Unterschiedliche Erwartungen und Wünsche treffen aufeinander
Aber: Der Zuzug ist für kleine Gemeinden auch eine Herausforderung. Denn sie müssen Infrastruktur vorhalten und die Neubürger integrieren. Dabei treffen oft unterschiedliche Erwartungen und Wünsche aufeinander. „Eine funktionierende Dorfgemeinschaft ist kein Selbstläufer“, sagt Hinz.
„Und die Zugezogenen müssen das auch lernen, dass auf dem Land ein Hahn kräht. Das haben viele vergessen“, sagt ein alteingesessener Bürger aus Großharthau in Sachsen.

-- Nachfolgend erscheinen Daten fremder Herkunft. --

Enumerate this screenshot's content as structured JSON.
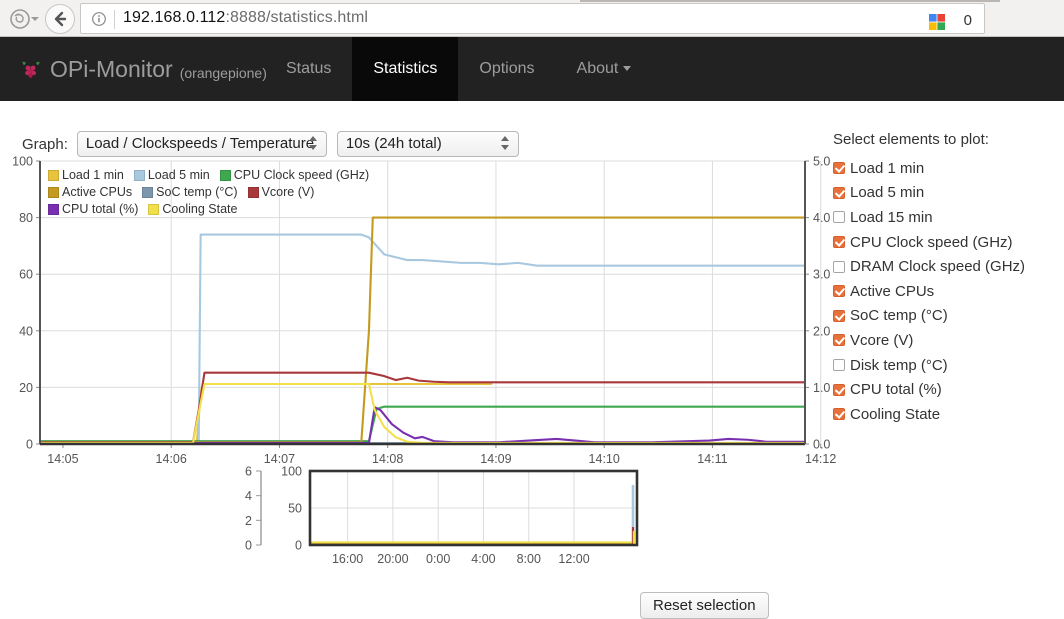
{
  "browser": {
    "url_host": "192.168.0.112",
    "url_rest": ":8888/statistics.html",
    "badge_count": "0",
    "icons": {
      "firefox": "firefox-logo-icon",
      "back": "back-arrow-icon",
      "info": "page-info-icon",
      "extension": "extension-icon"
    }
  },
  "navbar": {
    "brand": "OPi-Monitor",
    "brand_sub": "(orangepione)",
    "items": [
      {
        "label": "Status",
        "active": false
      },
      {
        "label": "Statistics",
        "active": true
      },
      {
        "label": "Options",
        "active": false
      },
      {
        "label": "About",
        "active": false,
        "caret": true
      }
    ]
  },
  "controls": {
    "graph_label": "Graph:",
    "graph_select": "Load / Clockspeeds / Temperature",
    "interval_select": "10s (24h total)"
  },
  "plot_selector": {
    "title": "Select elements to plot:",
    "items": [
      {
        "label": "Load 1 min",
        "checked": true
      },
      {
        "label": "Load 5 min",
        "checked": true
      },
      {
        "label": "Load 15 min",
        "checked": false
      },
      {
        "label": "CPU Clock speed (GHz)",
        "checked": true
      },
      {
        "label": "DRAM Clock speed (GHz)",
        "checked": false
      },
      {
        "label": "Active CPUs",
        "checked": true
      },
      {
        "label": "SoC temp (°C)",
        "checked": true
      },
      {
        "label": "Vcore (V)",
        "checked": true
      },
      {
        "label": "Disk temp (°C)",
        "checked": false
      },
      {
        "label": "CPU total (%)",
        "checked": true
      },
      {
        "label": "Cooling State",
        "checked": true
      }
    ]
  },
  "buttons": {
    "reset_selection": "Reset selection"
  },
  "chart_data": {
    "type": "line",
    "title": "",
    "xlabel": "",
    "ylabel": "",
    "grid": true,
    "legend_position": "top-left",
    "x_ticks": [
      "14:05",
      "14:06",
      "14:07",
      "14:08",
      "14:09",
      "14:10",
      "14:11",
      "14:12"
    ],
    "y_left_ticks": [
      "0",
      "20",
      "40",
      "60",
      "80",
      "100"
    ],
    "y_right_ticks": [
      "0.0",
      "1.0",
      "2.0",
      "3.0",
      "4.0",
      "5.0"
    ],
    "ylim_left": [
      0,
      100
    ],
    "ylim_right": [
      0.0,
      5.0
    ],
    "xlim": [
      "14:04:30",
      "14:12:40"
    ],
    "series": [
      {
        "name": "Load 1 min",
        "color": "#e8c33c",
        "axis": "right",
        "points": [
          [
            0,
            0.02
          ],
          [
            0.24,
            0.02
          ],
          [
            0.3,
            0.03
          ],
          [
            0.31,
            0.02
          ],
          [
            0.33,
            0.04
          ],
          [
            0.35,
            0.02
          ],
          [
            0.4,
            0.05
          ],
          [
            0.41,
            0.03
          ],
          [
            0.42,
            0.9
          ],
          [
            0.425,
            1.06
          ],
          [
            0.43,
            1.06
          ],
          [
            0.5,
            1.06
          ],
          [
            0.6,
            1.06
          ],
          [
            0.7,
            1.06
          ],
          [
            0.8,
            1.06
          ],
          [
            0.9,
            1.06
          ],
          [
            1.0,
            1.06
          ],
          [
            1.05,
            1.06
          ],
          [
            1.08,
            1.06
          ],
          [
            1.1,
            1.06
          ],
          [
            1.12,
            1.06
          ],
          [
            1.15,
            1.06
          ],
          [
            1.18,
            1.06
          ]
        ]
      },
      {
        "name": "Load 5 min",
        "color": "#a8c8e0",
        "axis": "left",
        "points": [
          [
            0,
            0.4
          ],
          [
            0.24,
            0.4
          ],
          [
            0.3,
            0.4
          ],
          [
            0.4,
            0.4
          ],
          [
            0.415,
            0.4
          ],
          [
            0.42,
            74
          ],
          [
            0.43,
            74
          ],
          [
            0.5,
            74
          ],
          [
            0.6,
            74
          ],
          [
            0.7,
            74
          ],
          [
            0.8,
            74
          ],
          [
            0.84,
            74
          ],
          [
            0.86,
            73
          ],
          [
            0.88,
            70
          ],
          [
            0.9,
            67
          ],
          [
            0.93,
            66
          ],
          [
            0.96,
            65
          ],
          [
            1.0,
            65
          ],
          [
            1.05,
            64.5
          ],
          [
            1.1,
            64
          ],
          [
            1.15,
            64
          ],
          [
            1.2,
            63.5
          ],
          [
            1.25,
            64
          ],
          [
            1.3,
            63
          ],
          [
            1.35,
            63
          ],
          [
            1.4,
            63
          ],
          [
            1.45,
            63
          ],
          [
            1.5,
            63
          ],
          [
            1.6,
            63
          ],
          [
            1.7,
            63
          ],
          [
            1.8,
            63
          ],
          [
            1.9,
            63
          ],
          [
            2.0,
            63
          ]
        ]
      },
      {
        "name": "CPU Clock speed (GHz)",
        "color": "#3ea84f",
        "axis": "right",
        "points": [
          [
            0,
            0.05
          ],
          [
            0.4,
            0.05
          ],
          [
            0.86,
            0.05
          ],
          [
            0.88,
            0.62
          ],
          [
            0.9,
            0.66
          ],
          [
            0.93,
            0.66
          ],
          [
            1.0,
            0.66
          ],
          [
            1.2,
            0.66
          ],
          [
            2.0,
            0.66
          ]
        ]
      },
      {
        "name": "Active CPUs",
        "color": "#c49a20",
        "axis": "right",
        "points": [
          [
            0,
            0.03
          ],
          [
            0.4,
            0.03
          ],
          [
            0.84,
            0.03
          ],
          [
            0.86,
            2.0
          ],
          [
            0.87,
            4.0
          ],
          [
            0.875,
            4.0
          ],
          [
            0.9,
            4.0
          ],
          [
            1.0,
            4.0
          ],
          [
            1.5,
            4.0
          ],
          [
            2.0,
            4.0
          ]
        ]
      },
      {
        "name": "SoC temp (°C)",
        "color": "#7b96ad",
        "axis": "left",
        "points": [
          [
            0,
            0.3
          ],
          [
            0.4,
            0.3
          ],
          [
            0.42,
            0.3
          ],
          [
            1.0,
            0.3
          ],
          [
            2.0,
            0.3
          ]
        ]
      },
      {
        "name": "Vcore (V)",
        "color": "#a8383b",
        "axis": "right",
        "points": [
          [
            0,
            0.03
          ],
          [
            0.4,
            0.03
          ],
          [
            0.415,
            0.6
          ],
          [
            0.43,
            1.26
          ],
          [
            0.5,
            1.26
          ],
          [
            0.7,
            1.26
          ],
          [
            0.84,
            1.26
          ],
          [
            0.86,
            1.26
          ],
          [
            0.9,
            1.2
          ],
          [
            0.93,
            1.13
          ],
          [
            0.96,
            1.17
          ],
          [
            0.99,
            1.12
          ],
          [
            1.03,
            1.1
          ],
          [
            1.07,
            1.09
          ],
          [
            1.1,
            1.09
          ],
          [
            1.2,
            1.09
          ],
          [
            1.5,
            1.09
          ],
          [
            2.0,
            1.09
          ]
        ]
      },
      {
        "name": "CPU total (%)",
        "color": "#7a2fb0",
        "axis": "left",
        "points": [
          [
            0,
            0.25
          ],
          [
            0.4,
            0.25
          ],
          [
            0.42,
            0.4
          ],
          [
            0.84,
            0.4
          ],
          [
            0.86,
            0.4
          ],
          [
            0.875,
            13
          ],
          [
            0.89,
            12
          ],
          [
            0.92,
            7
          ],
          [
            0.95,
            4
          ],
          [
            0.98,
            2
          ],
          [
            1.0,
            2.5
          ],
          [
            1.03,
            1
          ],
          [
            1.08,
            0.6
          ],
          [
            1.2,
            0.6
          ],
          [
            1.3,
            1.4
          ],
          [
            1.35,
            1.8
          ],
          [
            1.4,
            1.2
          ],
          [
            1.45,
            0.6
          ],
          [
            1.6,
            0.6
          ],
          [
            1.75,
            1.2
          ],
          [
            1.8,
            1.8
          ],
          [
            1.85,
            1.5
          ],
          [
            1.9,
            0.8
          ],
          [
            2.0,
            0.8
          ]
        ]
      },
      {
        "name": "Cooling State",
        "color": "#f2e04a",
        "axis": "right",
        "points": [
          [
            0,
            0.02
          ],
          [
            0.4,
            0.02
          ],
          [
            0.415,
            0.55
          ],
          [
            0.43,
            1.06
          ],
          [
            0.5,
            1.06
          ],
          [
            0.7,
            1.06
          ],
          [
            0.84,
            1.06
          ],
          [
            0.86,
            1.06
          ],
          [
            0.875,
            0.6
          ],
          [
            0.9,
            0.3
          ],
          [
            0.93,
            0.12
          ],
          [
            0.96,
            0.04
          ],
          [
            1.0,
            0.02
          ],
          [
            1.5,
            0.02
          ],
          [
            2.0,
            0.02
          ]
        ]
      }
    ]
  },
  "mini_chart": {
    "type": "line",
    "y_left_ticks": [
      "0",
      "2",
      "4",
      "6"
    ],
    "y_right_ticks": [
      "0",
      "50",
      "100"
    ],
    "x_ticks": [
      "16:00",
      "20:00",
      "0:00",
      "4:00",
      "8:00",
      "12:00"
    ],
    "ylim_left": [
      0,
      6
    ],
    "ylim_right": [
      0,
      100
    ],
    "selection": "full",
    "series": [
      {
        "name": "Cooling State",
        "color": "#f2e04a"
      },
      {
        "name": "Active CPUs",
        "color": "#c49a20"
      },
      {
        "name": "Load 5 min",
        "color": "#a8c8e0"
      },
      {
        "name": "Vcore (V)",
        "color": "#a8383b"
      }
    ]
  }
}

Neubürger dächten bisweilen, man ziehe aufs Land, habe sein kleines Grundstück und sei dann für sich. „Aber das ist es halt nicht. Auf dem Land leben, das ist doch ein Miteinander“, sagt der Mann. Und das müsse geübt werden.
Im Sportverein, bei der Freiwilligen Feuerwehr oder im Komitee zur Organisation des Sommerfests – ohne Engagement wird das mit dem Landleben meist nichts. Wer sich nicht einbringt, wird vermutlich auch nicht alt auf dem Dorf.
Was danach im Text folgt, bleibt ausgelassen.